A case of the Previouslys, the crack of gunfire, and suddenly Amy is reenacting the scene in Forrest Gump where Tom Hanks is working out his issues. I don’t want to know how she got into the middle of the desert on foot, or where she expects to go, but she’s running like her life depends on it. And apparently it does, because it’s been three months since Amy graduated from Feisty Companion to Apparent Child Murderer, and Canton Everett Delaware Kentucky Johnson Jenkins III, Esq. is in hot pursuit.

The death of Amy Pond?
Amy decides she’d rather face the music than go all Butch and Sundance off a Utah cliff, so she stops and turns around as Canton and what can only be described as his goons exit their vehicles and draw their weapons. Ominously, one of them unfurls a body bag with unsettling familiarity, like it’s always his job to get the body bag ready just in case a standoff against an unarmed 90 pound pregnant 23-year-old redhead goes south. And it does go south, because even after Amy tries to jog Canton’s memory with some convenient flashbacks showing us the aftermath of Scaredy-girl’s shooting, he returns the favor and blows her away. As she collapses, we see that her arm is covered in counting lines (is that what they’re called?).
Meanwhile, in Area 51, The Doctor (sporting a serious Unabomber beard) sits, chained and straitjacketed, under armed guard in the center of a high-security facility. White lab-coated sci-gineers toil away with little black cubes that fuse together on contact, building what The Doctor calls “the perfect prison” around him.

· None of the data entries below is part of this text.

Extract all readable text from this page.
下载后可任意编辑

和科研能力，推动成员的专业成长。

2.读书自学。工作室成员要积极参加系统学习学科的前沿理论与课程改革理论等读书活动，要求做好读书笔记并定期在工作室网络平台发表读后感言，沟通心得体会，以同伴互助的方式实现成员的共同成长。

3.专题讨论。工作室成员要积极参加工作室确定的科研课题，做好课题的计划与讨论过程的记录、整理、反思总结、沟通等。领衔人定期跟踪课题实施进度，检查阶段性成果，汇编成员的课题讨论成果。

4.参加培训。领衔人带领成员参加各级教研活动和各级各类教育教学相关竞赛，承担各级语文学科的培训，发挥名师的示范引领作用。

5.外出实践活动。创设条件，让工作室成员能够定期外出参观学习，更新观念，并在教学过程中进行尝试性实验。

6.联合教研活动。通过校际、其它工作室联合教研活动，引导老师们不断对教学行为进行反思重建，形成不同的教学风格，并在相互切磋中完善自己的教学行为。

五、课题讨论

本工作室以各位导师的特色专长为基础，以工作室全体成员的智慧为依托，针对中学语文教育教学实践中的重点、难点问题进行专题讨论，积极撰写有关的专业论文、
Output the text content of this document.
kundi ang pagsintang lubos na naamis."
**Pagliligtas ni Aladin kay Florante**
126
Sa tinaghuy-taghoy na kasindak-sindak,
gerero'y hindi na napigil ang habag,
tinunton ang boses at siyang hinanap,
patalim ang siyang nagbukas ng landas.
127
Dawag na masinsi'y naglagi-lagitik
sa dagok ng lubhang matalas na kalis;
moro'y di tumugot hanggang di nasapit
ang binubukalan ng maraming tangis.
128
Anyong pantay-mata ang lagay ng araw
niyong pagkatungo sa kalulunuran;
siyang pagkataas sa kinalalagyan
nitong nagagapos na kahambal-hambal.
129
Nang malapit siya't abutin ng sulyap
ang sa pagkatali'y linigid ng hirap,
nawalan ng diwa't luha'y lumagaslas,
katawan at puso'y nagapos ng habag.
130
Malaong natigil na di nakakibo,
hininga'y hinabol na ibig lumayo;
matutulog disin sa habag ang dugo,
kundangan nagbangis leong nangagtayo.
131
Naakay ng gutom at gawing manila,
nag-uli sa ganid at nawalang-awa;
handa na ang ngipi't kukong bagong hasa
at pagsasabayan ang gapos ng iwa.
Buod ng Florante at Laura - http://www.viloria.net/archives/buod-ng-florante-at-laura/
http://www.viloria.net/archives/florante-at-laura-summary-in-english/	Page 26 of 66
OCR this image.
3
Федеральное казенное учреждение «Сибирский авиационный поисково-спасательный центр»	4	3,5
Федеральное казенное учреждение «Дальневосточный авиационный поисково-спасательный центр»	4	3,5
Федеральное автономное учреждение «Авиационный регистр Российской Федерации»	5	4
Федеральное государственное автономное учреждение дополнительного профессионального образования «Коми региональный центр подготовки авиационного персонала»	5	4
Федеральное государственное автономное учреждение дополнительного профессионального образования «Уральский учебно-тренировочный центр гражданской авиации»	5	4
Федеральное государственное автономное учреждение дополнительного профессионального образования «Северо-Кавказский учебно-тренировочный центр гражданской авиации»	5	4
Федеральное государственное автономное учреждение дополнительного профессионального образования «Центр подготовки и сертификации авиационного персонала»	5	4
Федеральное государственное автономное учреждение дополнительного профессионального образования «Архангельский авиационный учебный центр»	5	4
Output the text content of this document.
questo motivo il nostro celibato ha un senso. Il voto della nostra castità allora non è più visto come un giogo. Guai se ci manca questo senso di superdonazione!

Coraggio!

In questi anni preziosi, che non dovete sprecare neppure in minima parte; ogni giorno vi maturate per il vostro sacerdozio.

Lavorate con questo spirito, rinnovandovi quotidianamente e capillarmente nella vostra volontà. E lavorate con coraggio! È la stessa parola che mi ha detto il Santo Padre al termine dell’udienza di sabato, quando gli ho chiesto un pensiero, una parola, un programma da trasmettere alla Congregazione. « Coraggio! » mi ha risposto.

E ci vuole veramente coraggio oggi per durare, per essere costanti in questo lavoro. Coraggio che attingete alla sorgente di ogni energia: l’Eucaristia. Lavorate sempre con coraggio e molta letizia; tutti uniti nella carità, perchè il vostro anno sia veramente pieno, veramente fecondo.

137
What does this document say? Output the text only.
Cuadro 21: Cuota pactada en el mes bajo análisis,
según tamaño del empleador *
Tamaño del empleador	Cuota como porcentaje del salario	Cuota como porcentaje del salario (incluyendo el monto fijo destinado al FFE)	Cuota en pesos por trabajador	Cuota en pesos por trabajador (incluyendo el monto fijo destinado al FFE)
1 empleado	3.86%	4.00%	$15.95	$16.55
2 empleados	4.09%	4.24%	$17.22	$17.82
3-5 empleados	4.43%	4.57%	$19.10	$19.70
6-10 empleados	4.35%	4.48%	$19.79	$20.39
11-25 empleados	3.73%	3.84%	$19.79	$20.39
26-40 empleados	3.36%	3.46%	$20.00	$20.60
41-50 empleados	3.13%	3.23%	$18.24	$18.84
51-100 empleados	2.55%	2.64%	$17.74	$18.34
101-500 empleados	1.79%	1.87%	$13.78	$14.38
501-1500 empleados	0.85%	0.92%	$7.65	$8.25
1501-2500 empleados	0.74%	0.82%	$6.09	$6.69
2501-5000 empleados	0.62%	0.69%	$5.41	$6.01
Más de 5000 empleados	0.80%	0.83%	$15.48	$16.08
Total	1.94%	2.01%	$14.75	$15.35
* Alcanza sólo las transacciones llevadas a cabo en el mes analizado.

While we wonder to ourselves what happens if The Doctor has to go to the bathroom, the action shifts to New York, where River has been taking a break from a fancy dinner party to go up to an unfinished floor of a skyscraper and draw lines on herself. After a brief encounter with a handful of Silence, she stares down the barrel of Canton’s gun and does a swan dive off the 50th floor that would make Greg Louganis proud.
Rory, exercising the typical amount of foresight and planning, has decided to hide out inside a dam. Canton and Company flush him out, and with the squeeze of a trigger, reunite him with his beloved Amy. Their body bags are delivered to the now-complete prison cube (which, to these overanalyzing eyes, is awfully reminiscent of last season’s Pandorica, which was also a cube-shaped perfect prison).
Canton seals the door from the inside, The Doctor leaps to his feet, and as two body bags sit bolt upright, the truth is revealed! The prison isn’t meant to contain the Doctor, but to isolate our gang (including the still-loyal Canton) from the Silence. Canton faked their deaths to throw the Silence off their scent. Everyone climbs into the cloaked TARDIS and off they go!

Everybody remember where we parked.
NOTE TO AREA 51 WHITE LAB-COATED CUBE BUILDERS:
If you’re building the perfect prison, make sure there isn’t an invisible time machine inside it. You can do this by feeling around with your foot, or flailing your arms around aimlessly.
NOW BACK TO THE SHOW:
The first order of business is in rescuing River, who’s still plummeting toward Manhattan asphalt at a greater-than-survivable rate. They park the TARDIS underneath her, and she lands in the pool with a tiny splash. The East German judge gives her a 6. They grab a front row seat for Apollo 11 on the launch pad, and The Doctor assures them that victory over the Silence lies in… Neil Armstrong’s foot?!